New York - Eine amerikanische Filmemacherin, die als Cutterin an mehreren preisgekrönten Dokumentationen mitgearbeitet hatte, ist in New York bei einem tragischen Autounfall getötet worden.

Die 39-jährige Karen Schmeer aus Boston wurde indirekt Opfer eines Raubüberfalls auf eine Apotheke, berichtete die “New York Post“ am Samstagabend. Der Unfall ereignete sich dem Blatt zufolge in der Nacht zuvor. Die drei Täter flüchteten nach dem Raubüberfall mit einem Sack voller Medikamente in ihrem Leihfahrzeug. Von der Polizei verfolgt, rammten sie mehrere Autos und erfassten dann die Filmemacherin, die mit Einkaufstüten in der Hand den Broadway überqueren wollte, mit ihrem Wagen.
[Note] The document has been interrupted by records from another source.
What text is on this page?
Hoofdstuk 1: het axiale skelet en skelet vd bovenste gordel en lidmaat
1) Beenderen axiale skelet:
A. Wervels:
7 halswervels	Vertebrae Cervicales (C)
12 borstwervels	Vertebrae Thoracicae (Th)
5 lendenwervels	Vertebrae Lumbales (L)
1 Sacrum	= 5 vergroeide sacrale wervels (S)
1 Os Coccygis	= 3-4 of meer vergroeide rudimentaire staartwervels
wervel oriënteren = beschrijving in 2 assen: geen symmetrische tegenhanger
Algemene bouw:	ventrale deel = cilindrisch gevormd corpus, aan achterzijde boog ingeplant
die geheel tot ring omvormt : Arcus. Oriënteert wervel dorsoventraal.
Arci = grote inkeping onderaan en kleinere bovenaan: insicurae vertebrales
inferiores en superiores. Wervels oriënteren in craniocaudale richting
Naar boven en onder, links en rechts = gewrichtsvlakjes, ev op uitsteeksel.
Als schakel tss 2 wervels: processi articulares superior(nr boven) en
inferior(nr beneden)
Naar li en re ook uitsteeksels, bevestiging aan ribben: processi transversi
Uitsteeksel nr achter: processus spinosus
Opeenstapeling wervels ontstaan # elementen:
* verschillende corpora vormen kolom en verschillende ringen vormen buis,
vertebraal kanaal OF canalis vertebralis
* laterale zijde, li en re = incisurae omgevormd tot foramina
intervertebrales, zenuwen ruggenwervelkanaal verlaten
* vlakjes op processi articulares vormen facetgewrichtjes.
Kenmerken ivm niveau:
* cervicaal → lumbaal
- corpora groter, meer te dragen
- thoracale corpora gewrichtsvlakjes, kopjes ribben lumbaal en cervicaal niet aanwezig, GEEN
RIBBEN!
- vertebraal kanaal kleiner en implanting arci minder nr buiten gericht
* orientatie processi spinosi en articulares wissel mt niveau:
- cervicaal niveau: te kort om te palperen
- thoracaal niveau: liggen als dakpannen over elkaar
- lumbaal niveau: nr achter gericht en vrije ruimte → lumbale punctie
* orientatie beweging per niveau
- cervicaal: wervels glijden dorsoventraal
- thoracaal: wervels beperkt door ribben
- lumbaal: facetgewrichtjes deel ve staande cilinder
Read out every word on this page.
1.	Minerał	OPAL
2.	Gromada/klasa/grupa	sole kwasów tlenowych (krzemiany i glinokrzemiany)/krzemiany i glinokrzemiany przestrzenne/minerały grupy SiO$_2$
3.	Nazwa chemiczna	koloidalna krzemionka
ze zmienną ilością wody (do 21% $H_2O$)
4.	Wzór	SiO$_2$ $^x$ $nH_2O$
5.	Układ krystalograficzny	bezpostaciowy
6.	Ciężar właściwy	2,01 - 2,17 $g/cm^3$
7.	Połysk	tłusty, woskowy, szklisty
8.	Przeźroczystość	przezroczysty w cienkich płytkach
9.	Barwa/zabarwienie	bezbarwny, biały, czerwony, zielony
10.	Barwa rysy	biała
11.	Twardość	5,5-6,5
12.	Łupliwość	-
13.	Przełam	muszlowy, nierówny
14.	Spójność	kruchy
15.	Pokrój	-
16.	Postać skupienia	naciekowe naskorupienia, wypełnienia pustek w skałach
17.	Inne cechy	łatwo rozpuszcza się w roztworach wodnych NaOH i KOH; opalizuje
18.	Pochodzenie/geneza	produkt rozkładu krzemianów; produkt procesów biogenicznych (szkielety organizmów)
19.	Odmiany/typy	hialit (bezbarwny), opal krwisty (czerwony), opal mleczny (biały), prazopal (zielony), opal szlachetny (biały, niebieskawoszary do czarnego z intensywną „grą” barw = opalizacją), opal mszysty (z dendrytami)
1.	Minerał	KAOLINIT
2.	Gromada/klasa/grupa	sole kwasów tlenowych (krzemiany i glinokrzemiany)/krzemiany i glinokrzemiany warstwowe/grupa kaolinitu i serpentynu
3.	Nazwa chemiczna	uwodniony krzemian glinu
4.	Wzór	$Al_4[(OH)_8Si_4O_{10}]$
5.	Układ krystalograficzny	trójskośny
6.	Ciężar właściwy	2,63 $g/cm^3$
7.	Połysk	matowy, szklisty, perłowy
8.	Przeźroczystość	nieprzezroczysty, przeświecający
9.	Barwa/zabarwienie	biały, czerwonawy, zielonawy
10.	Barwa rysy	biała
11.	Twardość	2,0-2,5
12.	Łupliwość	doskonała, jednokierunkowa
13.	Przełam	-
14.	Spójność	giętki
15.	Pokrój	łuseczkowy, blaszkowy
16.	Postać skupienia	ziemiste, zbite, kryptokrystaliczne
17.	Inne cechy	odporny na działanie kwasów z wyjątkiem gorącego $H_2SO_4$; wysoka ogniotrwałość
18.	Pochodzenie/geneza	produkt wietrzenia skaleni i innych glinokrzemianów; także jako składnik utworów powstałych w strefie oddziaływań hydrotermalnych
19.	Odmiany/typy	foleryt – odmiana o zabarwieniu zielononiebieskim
Sie wurde gegen ein anderes Auto geschleudert und zwischen beiden Wagen eingekeilt. Schmeer arbeitete überwiegend mit dem Regisseur Errol Morris zusammen. So war sie bei seinem mit einem Oscar ausgezeichneten Dokumentarfilm “The Fog of War“ über den Ex-Verteidigungsminister Robert MacNamara für den Schnitt zuständig. Für ihre Arbeit an der Dokumentation “Sergio“ über Sergio Vieria de Mello, einen UN- Hochkommissar für Menschenrechte, der 2003 bei einem Anschlag in Bagdad ums Leben kam, wurde Schmeer persönlich mit dem Sundance-Preis für die beste Film-Bearbeitung geehrt.